34 quotes about Retirement

Retirement may be looked upon either as a prolonged holiday or as a rejection, a being thrown on to the scrap-heap.

Beauvoir, Simone De

Retirement at sixty-five is ridiculous. When I was sixty-five I still had pimples.

Burns, George

To retire is to die.

Casals, Pablo

Lord Tyrawley and I have been dead these two years, but we don't choose to have it known.

Chesterfield, Lord

The worst of work nowadays is what happens to people when they cease to work.

Chesterton, Gilbert K.

I am a free man. I feel as light as a feather.

Cuellar, Javier Perez De

The question isn't at what age I want to retire, it's at what income.

Foreman, George

A person can stand almost anything except a succession of ordinary days.

Goethe, Johann Wolfgang Von

People may live as much retired from the world as they like, but sooner or later they find themselves debtor or creditor to some one.

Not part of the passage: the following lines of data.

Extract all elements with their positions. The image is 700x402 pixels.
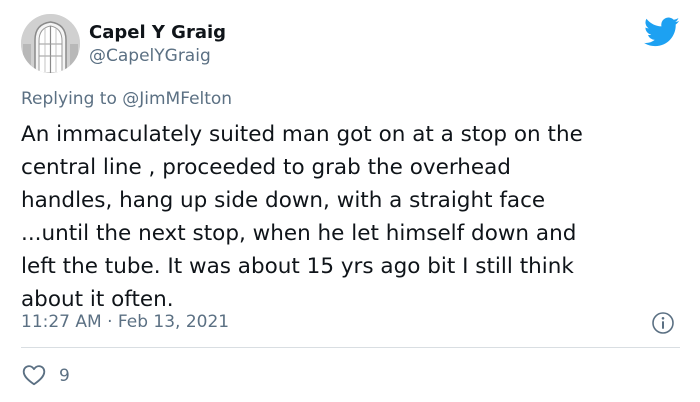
replying-to-prefix: Replying to <box>21 89 117 109</box>
tweet-text-line: left the tube. It was about 15 yrs ago b… <box>21 254 574 279</box>
tweet-text-line: handles, hang up side down, with a strai… <box>21 188 546 213</box>
tweet-time: 11:27 AM <box>21 312 102 332</box>
tweet-text-line: central line , proceeded to grab the ove… <box>21 155 511 180</box>
tweet-date: Feb 13, 2021 <box>117 312 230 332</box>
replying-to-line: Replying to @JimMFelton <box>21 89 232 109</box>
author-display-name[interactable]: Capel Y Graig <box>89 22 226 43</box>
tweet-card: Capel Y Graig @CapelYGraig Replying to @… <box>0 0 700 402</box>
tweet-text-line: ...until the next stop, when he let hims… <box>21 221 577 246</box>
twitter-bird-icon[interactable] <box>644 14 680 50</box>
tweet-timestamp[interactable]: 11:27 AM · Feb 13, 2021 <box>21 312 229 332</box>
avatar[interactable] <box>21 14 80 73</box>
like-count: 9 <box>59 366 70 386</box>
avatar-chapel-window-image <box>21 14 80 73</box>
tweet-text: An immaculately suited man got on at a s… <box>21 118 681 316</box>
divider <box>21 347 680 348</box>
tweet-text-line: An immaculately suited man got on at a s… <box>21 122 583 147</box>
author-handle[interactable]: @CapelYGraig <box>89 46 211 66</box>
reply-mention-link[interactable]: @JimMFelton <box>122 89 232 109</box>
meta-separator: · <box>107 312 113 332</box>
info-icon[interactable] <box>651 311 675 335</box>
heart-icon[interactable] <box>21 362 47 388</box>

Goethe, Johann Wolfgang Von

We had no revolutions to fear, nor fatigues to undergo; all our adventures were by the fireside, and all our migrations from the blue bed to the brown.

Goldsmith, Oliver

When some people retire, it's going to be mighty hard to be able to tell the difference.

Graham, Virginia

Retirement is the ugliest word in the language.

Hemingway, Ernest

Love prefers twilight to daylight.

Holmes, Oliver Wendell

Don't you stay at home of evenings? Don you love a cushioned seat in a corner, by the fireside, with your slippers on your feet?

Holmes, Oliver Wendell

When some fellers decide to retire nobody knows the difference.

Hubbard, Kin

Don't think of retiring from the world until the world will be sorry that you retire. I hate a fellow whom pride or cowardice or laziness drive into a corner, and who does nothing when he is there but sit and growl. Let him come out as I do, and bark.

Johnson, Samuel

Men and women approaching retirement age should be recycled for public service work, and their companies should foot the bill. We can no longer afford to scrap-pile people.

Kuhn, Maggie

Florida, is Gods waiting room.

Le Grice, Glenn

I have a lifetime appointment and I intend to serve it. I expect to die at 110, shot by a jealous husband.

Marshall, Thurgood

Sooner or later I'm going to die, but I'm not going to retire.

Mead, Margaret

A short retirement urges a sweet return.

Milton, John

Few men of action have been able to make a graceful exit at the appropriate time.

Muggeridge, Malcolm

Retirement: Statutory senility.

O'Donnell, Emmett

Eating's going to be a whole new ball game. I may even have to buy a new pair of trousers.

Piggott, Lester

Learn to live well, or fairly make your will; you played, and loved, and ate, and drunk your fill: walk sober off; before a sprightlier age comes tittering on, and shoves you from the stage: leave such to trifle with more grace and ease, whom Folly pleases, and whose Follies please.

Pope, Alexander

Fear no more the heat o the sun, nor the furious winter's rages. Thou thy worldly task hast done, home art gone and taken thy wages.

Shakespeare, William

Our life, exempt from public haunt, finds tongues in trees, books in the running brooks, sermons in stones, and good in everything.

Shakespeare, William

I feel nothing but the accursed happiness I have dreaded all my life long: the happiness that comes as life goes, the happiness of yielding and dreaming instead of resisting and doing, the sweetness of the fruit that is going rotten.

Shaw, George Bernard

When men reach their sixties and retire, they go to pieces. Women go right on cooking.

Sheehy, Gail

As to that leisure evening of life, I must say that I do not want it. I can conceive of no contentment of which toil is not to be the immediate parent.

Trollope, Anthony

The best time to start thinking about your retirement is before the boss does.

Unknown, Source

A man is known by the company that keeps him on after retirement age.

Unknown, Source

I advise you to go on living solely to enrage those who are paying your annuities. It is the only pleasure I have left.

Voltaire

I anticipate with pleasing expectations that retreat in which I promise myself to realize, without alloy, the sweet enjoyment of partaking, in the midst of my fellow citizens, the benign influence of good laws under a free government, the ever favorite object of my heart, and the happy reward, as I trust, of our mutual cares, labors, and dangers.